Encontros com amigos sempre fazem parte do plano. Mas, se a ideia é ficar em casa, a chave está em desdobrar: depois de um filme, que tal desenhar os personagens ou encenar a história com bonecos? A matéria “5 atividades para fazer com crianças depois de ver um filme” traz propostas para prolongar a experiência longe das telas.

Sessões coletivas de jogos digitais (com supervisão), como Minecraft, Roblox e Blue Lock Rivals, também ajudam a transformar o tempo livre em vínculo. Isso porque dá para interagir entrando em partidas, sugerindo pausas ou combinando tarefas off-line. Por outro lado, os tabuleiros garantem interação fora da stelas. Jogos como Dixit, Trilhas urbanas e outros jogos de tabuleiro para ‘quebrar a cabeça’ em família abordam desde sentimentos até urbanização e clima, ampliando a escuta e o repertório.

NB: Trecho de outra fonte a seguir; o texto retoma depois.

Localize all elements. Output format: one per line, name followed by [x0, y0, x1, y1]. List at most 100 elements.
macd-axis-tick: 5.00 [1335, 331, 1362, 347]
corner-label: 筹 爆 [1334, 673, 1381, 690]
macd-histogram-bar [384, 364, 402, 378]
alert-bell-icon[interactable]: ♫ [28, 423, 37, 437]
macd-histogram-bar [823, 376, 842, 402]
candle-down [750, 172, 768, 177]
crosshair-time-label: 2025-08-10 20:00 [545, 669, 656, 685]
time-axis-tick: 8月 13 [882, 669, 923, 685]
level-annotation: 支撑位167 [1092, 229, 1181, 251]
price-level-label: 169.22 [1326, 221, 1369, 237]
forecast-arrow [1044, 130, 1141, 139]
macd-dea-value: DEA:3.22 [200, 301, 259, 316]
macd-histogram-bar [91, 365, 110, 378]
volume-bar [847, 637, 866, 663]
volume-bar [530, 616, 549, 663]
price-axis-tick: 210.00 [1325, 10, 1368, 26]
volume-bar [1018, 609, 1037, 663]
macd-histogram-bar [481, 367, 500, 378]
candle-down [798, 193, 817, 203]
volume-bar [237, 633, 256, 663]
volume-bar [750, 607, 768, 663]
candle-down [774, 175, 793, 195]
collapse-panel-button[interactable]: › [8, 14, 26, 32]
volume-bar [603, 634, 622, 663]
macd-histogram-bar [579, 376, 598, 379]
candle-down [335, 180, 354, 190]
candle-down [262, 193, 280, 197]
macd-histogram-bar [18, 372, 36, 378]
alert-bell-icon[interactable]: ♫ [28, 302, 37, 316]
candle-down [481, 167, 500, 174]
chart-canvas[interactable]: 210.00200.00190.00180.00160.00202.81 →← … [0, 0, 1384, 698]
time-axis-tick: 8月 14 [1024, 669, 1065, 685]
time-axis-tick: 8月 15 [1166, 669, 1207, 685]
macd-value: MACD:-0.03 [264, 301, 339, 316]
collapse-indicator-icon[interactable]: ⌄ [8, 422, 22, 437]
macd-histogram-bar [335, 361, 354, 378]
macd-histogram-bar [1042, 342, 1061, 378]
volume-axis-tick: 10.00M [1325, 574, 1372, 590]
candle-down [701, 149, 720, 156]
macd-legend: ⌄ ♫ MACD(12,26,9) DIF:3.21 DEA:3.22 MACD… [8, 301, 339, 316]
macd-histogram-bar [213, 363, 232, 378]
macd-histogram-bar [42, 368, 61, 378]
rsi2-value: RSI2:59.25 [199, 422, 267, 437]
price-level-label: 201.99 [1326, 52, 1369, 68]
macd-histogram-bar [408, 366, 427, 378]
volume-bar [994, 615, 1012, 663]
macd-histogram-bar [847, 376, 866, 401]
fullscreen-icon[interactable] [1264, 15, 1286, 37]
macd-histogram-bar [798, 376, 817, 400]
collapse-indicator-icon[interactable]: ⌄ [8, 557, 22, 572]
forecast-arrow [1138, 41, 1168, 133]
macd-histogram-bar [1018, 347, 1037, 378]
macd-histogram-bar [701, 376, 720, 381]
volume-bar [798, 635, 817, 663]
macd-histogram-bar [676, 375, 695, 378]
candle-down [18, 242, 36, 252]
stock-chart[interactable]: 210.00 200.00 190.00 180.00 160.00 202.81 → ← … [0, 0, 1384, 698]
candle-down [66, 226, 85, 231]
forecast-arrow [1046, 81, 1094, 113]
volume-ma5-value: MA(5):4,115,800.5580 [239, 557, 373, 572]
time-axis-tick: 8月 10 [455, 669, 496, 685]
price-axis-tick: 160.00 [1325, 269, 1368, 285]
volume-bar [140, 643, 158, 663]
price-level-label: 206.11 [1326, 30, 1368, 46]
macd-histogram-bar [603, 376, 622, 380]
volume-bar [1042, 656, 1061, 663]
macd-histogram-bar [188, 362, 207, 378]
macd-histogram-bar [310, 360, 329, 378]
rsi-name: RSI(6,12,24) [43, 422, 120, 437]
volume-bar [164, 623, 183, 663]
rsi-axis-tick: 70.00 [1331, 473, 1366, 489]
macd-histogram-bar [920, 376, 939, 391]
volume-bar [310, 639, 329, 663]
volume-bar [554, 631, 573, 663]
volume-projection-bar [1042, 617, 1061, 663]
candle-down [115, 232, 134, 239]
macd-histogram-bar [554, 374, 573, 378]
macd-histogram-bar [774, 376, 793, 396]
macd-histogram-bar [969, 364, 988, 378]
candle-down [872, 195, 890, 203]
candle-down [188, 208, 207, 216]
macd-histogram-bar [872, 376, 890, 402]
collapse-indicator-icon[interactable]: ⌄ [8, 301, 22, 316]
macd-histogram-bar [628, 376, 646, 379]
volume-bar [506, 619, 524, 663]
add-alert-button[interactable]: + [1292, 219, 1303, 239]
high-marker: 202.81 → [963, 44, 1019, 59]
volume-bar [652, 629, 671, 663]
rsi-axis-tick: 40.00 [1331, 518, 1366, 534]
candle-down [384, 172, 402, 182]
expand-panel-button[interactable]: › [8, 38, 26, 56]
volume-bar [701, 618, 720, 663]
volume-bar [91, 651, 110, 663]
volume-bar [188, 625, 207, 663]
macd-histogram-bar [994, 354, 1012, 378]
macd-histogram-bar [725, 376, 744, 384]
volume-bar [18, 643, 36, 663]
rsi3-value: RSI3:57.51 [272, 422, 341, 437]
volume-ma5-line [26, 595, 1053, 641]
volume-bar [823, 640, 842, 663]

Para quem prefere conteúdos digitais curtos mas cheios de propósito, no YouTube, a série “Blockos” ensina sobre sentimentos com clipes musicais e a curadoria de canais infantis educativos entretém enquanto ensina, sem rolagem infinita.

4. Brincadeiras simples, papel e caneta

Nem tudo precisa de tecnologia. Desenhos compartilhados, enredos inventados em grupo ou um bom jogo de palavras continuam funcionando. Nesse sentido, as sugestões das matérias “7 brincadeiras com papel e caneta para fazer sem eletrônicos” e 10 brincadeiras com palavras” trazem propostas rápidas e criativas, ideais para momentos sem conexão ou para aquele tempinho antes de dormir.

5. Para além da tela

Na hora de sair de casa, vale apostar nas sugestões da reportagem “Menos telas e mais férias”, pois tem dicas de caminhadas exploratórias, piqueniques temáticos ou visitas a espaços culturais. São programações que ajudam a criar memórias e, nesses casos, o celular vira uma ferramenta para os registros, não protagonista da diversão.

Atenção aos primeiros anos de vida

Até os dois anos acontece boa parte da aquisição de conhecimento pelos sentidos. Portanto, as crianças vão ganhando consciência do próprio corpo e construindo subjetividade a partir da relação com o outro”, explica o psiquiatra e psicanalista Nilson Sibemberg. Por isso, entre 18 e 24 meses, a orientação é evitar exposição a telas, com exceção de videochamadas mediadas por adultos. Para as demais faixas etárias, o uso deve sempre ser acompanhado de supervisão e os limites sugeridos são ajustados à idade:

  • De 2 a 5 anos: até 1 hora por dia, com conteúdo de alta qualidade e a presença ativa de um adulto;
  • De 6 a 10 anos: entre 1h e 1h30 por dia;
  • De 11 a 13 anos: até 2 horas diárias.

Fontes: Sociedade Brasileira de Pediatria (SBP), Organização Mundial da Saúde (OMS) e Academia Americana de Pediatria (AAP)

Essas organizações alertam que o uso excessivo está associado a impactos negativos no peso, desenvolvimento motor e cognitivo, bem-estar social e psicológico, afetando sono, linguagem, atenção, e podendo levar a problemas oculares, como miopia.